Note marginale :Mise en possession d’un immeuble

  •  (1) L’exécution forcée de l’ordonnance de mise en possession d’un immeuble ou d’un bien réel se fait par l’un des moyens suivants :

    • a) bref de mise en possession établi selon la formule 427;

    • b) ordonnance d’incarcération ou bref de séquestration, ou les deux, dans le cas visé à la règle 429.

  • Note marginale :Restriction

    (2) La Cour ne délivre un bref de mise en possession que si elle est convaincue que chaque personne qui est en possession de tout ou partie de l’immeuble ou du bien réel a reçu un avis suffisant pour pouvoir demander à la Cour la réparation à laquelle elle peut avoir droit.

Note marginale :Livraison de meubles

  •  (1) L’exécution forcée de l’ordonnance exigeant la livraison de biens meubles ou de biens personnels sans donner à la personne visée le choix de payer un montant égal à leur valeur se fait par l’un des moyens suivants :

    • a) bref de délivrance pour la prise de possession des biens meubles ou des biens personnels, établi selon la formule 428;

    • b) ordonnance d’incarcération ou bref de séquestration, ou les deux, dans le cas visé à la règle 429.

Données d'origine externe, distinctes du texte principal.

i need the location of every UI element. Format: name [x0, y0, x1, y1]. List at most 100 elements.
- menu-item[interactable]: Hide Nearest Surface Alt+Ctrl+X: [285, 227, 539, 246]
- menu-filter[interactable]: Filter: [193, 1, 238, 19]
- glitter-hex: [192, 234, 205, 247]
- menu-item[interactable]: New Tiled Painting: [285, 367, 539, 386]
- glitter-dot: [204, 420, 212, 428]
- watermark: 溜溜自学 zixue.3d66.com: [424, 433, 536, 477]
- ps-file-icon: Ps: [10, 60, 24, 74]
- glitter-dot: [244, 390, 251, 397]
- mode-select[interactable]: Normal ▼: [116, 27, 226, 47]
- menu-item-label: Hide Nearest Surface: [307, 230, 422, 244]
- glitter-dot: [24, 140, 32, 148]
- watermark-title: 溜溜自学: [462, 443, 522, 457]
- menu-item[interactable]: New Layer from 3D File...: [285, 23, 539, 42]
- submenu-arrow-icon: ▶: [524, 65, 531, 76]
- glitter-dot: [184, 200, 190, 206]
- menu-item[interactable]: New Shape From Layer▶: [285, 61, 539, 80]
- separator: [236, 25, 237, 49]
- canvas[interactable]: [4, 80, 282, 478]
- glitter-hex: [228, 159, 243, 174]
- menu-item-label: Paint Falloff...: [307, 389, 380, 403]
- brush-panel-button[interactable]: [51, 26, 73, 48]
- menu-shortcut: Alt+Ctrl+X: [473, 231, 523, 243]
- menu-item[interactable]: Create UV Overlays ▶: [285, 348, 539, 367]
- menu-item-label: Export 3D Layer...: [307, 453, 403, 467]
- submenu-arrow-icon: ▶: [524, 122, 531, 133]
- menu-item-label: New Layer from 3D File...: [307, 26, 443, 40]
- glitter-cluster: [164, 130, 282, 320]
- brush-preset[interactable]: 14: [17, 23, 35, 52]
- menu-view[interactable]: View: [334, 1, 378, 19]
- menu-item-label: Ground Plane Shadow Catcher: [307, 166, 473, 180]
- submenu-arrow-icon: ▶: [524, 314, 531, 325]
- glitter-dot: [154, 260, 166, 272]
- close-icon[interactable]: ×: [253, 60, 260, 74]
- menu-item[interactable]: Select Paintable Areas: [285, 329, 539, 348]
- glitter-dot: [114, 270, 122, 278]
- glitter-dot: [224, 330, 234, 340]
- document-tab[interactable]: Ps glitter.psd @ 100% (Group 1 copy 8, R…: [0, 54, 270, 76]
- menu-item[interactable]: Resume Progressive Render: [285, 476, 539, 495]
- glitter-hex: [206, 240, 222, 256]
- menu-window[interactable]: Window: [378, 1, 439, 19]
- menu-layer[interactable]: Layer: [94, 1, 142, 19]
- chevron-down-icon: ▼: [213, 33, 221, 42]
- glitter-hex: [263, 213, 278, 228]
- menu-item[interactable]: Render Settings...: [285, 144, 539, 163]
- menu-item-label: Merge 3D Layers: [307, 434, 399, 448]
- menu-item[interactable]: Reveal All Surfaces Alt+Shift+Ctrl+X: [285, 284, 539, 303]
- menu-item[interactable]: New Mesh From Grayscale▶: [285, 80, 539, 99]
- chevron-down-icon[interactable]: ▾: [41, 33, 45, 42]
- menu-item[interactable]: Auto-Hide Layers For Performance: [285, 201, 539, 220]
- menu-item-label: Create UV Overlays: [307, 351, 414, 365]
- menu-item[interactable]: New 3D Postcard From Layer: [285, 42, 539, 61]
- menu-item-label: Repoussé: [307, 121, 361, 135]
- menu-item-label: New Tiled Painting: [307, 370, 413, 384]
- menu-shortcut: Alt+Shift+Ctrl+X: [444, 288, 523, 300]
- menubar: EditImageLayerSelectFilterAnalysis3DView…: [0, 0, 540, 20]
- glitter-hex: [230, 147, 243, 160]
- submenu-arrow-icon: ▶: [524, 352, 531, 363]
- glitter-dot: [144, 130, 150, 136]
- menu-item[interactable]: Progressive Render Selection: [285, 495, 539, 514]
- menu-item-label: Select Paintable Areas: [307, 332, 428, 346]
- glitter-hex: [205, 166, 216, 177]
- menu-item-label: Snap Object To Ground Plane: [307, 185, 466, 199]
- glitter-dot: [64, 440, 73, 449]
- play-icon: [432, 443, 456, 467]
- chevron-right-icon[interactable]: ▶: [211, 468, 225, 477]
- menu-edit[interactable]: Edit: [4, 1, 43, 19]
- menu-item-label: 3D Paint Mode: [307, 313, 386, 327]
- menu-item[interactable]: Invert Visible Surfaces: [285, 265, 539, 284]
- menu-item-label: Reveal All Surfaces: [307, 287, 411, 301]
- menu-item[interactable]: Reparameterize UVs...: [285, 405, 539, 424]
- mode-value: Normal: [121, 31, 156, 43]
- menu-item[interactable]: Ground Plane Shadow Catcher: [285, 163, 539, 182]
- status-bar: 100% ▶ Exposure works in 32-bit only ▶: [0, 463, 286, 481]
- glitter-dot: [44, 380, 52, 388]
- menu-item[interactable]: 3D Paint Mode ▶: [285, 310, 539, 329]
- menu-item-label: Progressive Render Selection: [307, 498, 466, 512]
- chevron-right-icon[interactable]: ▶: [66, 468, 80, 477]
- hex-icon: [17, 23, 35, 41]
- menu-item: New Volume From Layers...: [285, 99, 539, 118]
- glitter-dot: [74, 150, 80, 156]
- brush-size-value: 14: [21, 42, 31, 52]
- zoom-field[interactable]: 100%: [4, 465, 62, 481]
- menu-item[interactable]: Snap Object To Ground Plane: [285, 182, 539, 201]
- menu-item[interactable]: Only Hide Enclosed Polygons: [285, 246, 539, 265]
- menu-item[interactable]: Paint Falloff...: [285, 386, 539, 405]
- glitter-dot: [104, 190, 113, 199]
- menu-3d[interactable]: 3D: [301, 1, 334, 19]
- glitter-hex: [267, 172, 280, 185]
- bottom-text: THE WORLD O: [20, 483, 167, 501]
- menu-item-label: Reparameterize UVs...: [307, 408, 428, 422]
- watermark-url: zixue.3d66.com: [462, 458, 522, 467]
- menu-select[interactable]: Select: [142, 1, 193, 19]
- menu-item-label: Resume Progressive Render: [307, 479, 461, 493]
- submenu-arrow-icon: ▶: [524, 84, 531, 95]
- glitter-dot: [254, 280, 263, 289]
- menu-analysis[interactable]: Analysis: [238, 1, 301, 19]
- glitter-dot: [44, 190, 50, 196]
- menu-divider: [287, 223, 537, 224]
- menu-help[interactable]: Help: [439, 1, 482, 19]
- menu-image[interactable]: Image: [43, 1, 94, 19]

  • Note marginale :Livraison de biens meubles ou paiement de leur valeur

    (2) L’exécution forcée de l’ordonnance donnant à la personne visée le choix de livrer des biens meubles ou des biens personnels ou de payer un montant égal à leur valeur se fait par l’un des moyens suivants :

    • a) bref de délivrance pour la prise de possession des biens meubles ou des biens personnels ou le recouvrement d’un montant égal à leur valeur, établi selon la formule 428;

    • b) bref de séquestration, dans le cas visé à la règle 429.

Note marginale :Séquestration et incarcération

  •  (1) Dans le cas où une personne tenue aux termes d’une ordonnance d’accomplir un acte dans un délai précis refuse ou néglige de le faire dans ce délai, ou dans le cas où une personne enfreint une ordonnance lui enjoignant de ne pas accomplir un acte, l’exécution forcée de l’ordonnance se fait par l’un des moyens suivants avec l’autorisation de la Cour :

    • a) par bref de séquestration visant les biens de cette personne;

    • b) s’il s’agit d’une personne morale, par bref de séquestration visant les biens de tout administrateur ou dirigeant de celle-ci;

    • c) sous réserve du paragraphe (2), dans le cas d’une ordonnance autre qu’une ordonnance de paiement d’une somme d’argent, par ordonnance d’incarcération de la personne ou, s’il s’agit d’une personne morale, de tout administrateur ou dirigeant de celle-ci.

  • Note marginale :Exception

    (2) L’exécution forcée de l’ordonnance donnant à la personne assujettie à l’exécution le choix de livrer des biens meubles ou des biens personnels ou de payer un montant égal à leur valeur ne peut se faire au moyen d’une ordonnance d’incarcération.

Note marginale :Signification de l’ordonnance

 Sauf ordonnance contraire de la Cour, l’exécution forcée d’une ordonnance ne peut se faire en vertu de la règle 429 que si une copie de l’ordonnance a été signifiée à personne à l’intéressé.